El Ashmolean, como casi todas las grandes pinacotecas inglesas, ha encajado con una ejemplar diligencia la llegada de la  era digital. El museo tiene online buena parte de sus colecciones y prosigue con un programa que, según aseguran, culminará con la digitalización de todo el material que alberga. La última iniciativa del museo es la maravillosa exposición en línea Artists Under Fire (Artistas bajo fuego), una colección de dibujos, grabados y acuarelas de creadores británicos que pintaron, casi siempre sobre el terreno de batalla, los combates y tragedias de la I Guerra Mundial.

Casi 40 obras de 25 artistas

Al  valor artístico e histórico de las piezas que integran la exposición se añade en este caso la posibilidad de ver material que apenas se ha mostrado en público por motivos de conservación ya que casi todas las obras son sobre papel, superficie que soporta muy mal la exposición a la luz y los cambios de humedad y temperatura.

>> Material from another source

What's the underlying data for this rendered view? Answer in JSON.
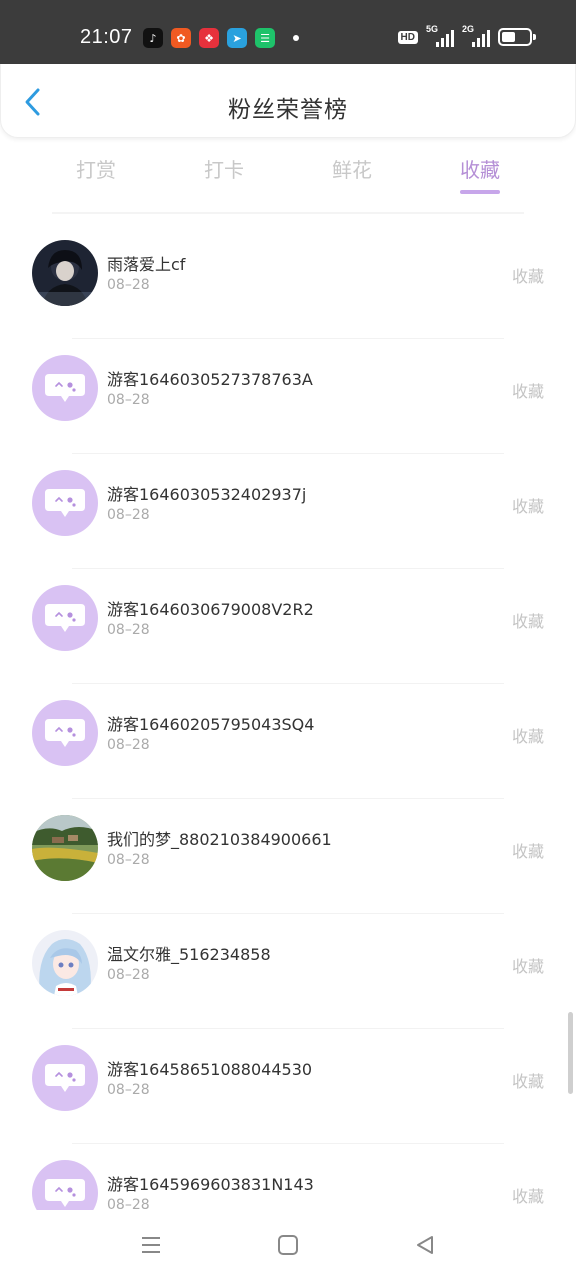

El site de Artists Under Fire permite ver casi cuarenta dibujos a lápiz, bocetos a carboncillo, aguafuertes, acuarelas, litografías y grabados de 25 artistas bitánicos que pintaron desde los lugares en que se desarrollaba la cruenta Gran Guerra.

Cada pieza puede ampliarse hasta obtener una resolución muy alta  La exposición está dividida en una docena de apartados, que van desde el proceso de alistamiento hasta la firma del armisticio en 1918 y las ceremonias en honor a los muertos en combate —donde puede verse la descriptiva litografía de William Nicholson titulada The End of War (1917), en la que un soldado apuntala y clava maderos contra las puertas de la guerra para que no vuelvan a abrirse nunca más—.

Cada pieza puede ampliarse mediante un efecto lupa hasta obtener una resolución muy alta que permite al internauta entrar en los detallles de la obra. Hay también información técnica, artística e histórica añadida, pero la programación interna de la web impide bajar las imágenes.

El emperador alemán, un monstruo desnudo

Otras secciones se refieren a la propaganda y las caricaturas —en Seeing Himself as Others See Him: caricature study of Kaiser Wilhelm II (1919), William Orpen esquematiza, con una técnica delicada que recuerda a los grabados japoneses, al emperador alemán como un monstruo desnudo que contempla su fealdad en un espejo—, la salvaje realidad de la guerra de trincheras —con  el hiperrrealista y dramático cartel Soldiers under Airburst Fire (1919), del artista anglo-belga Frank Brangwyn, en el que un soldado recibe los efectos del gas mostaza sobre los ojos—, la guerra en el mar y el aire, la atención a los heridos y el sobreesfuerzo industrial mientras duró la contienda.

Entre los artistas está Gwen Raverat, nieta de Charles Darwin

En la exposición online pueden verse obras de, entre otros, Robert Sargent Austin, Archibald Standish Hartrick, Lester George Hornby, Eric Kennington, Christopher Nevinson, Glyn Warren Philpot, Edward Wadsworth y Gwen Raverat, nieta de Charles Darwin.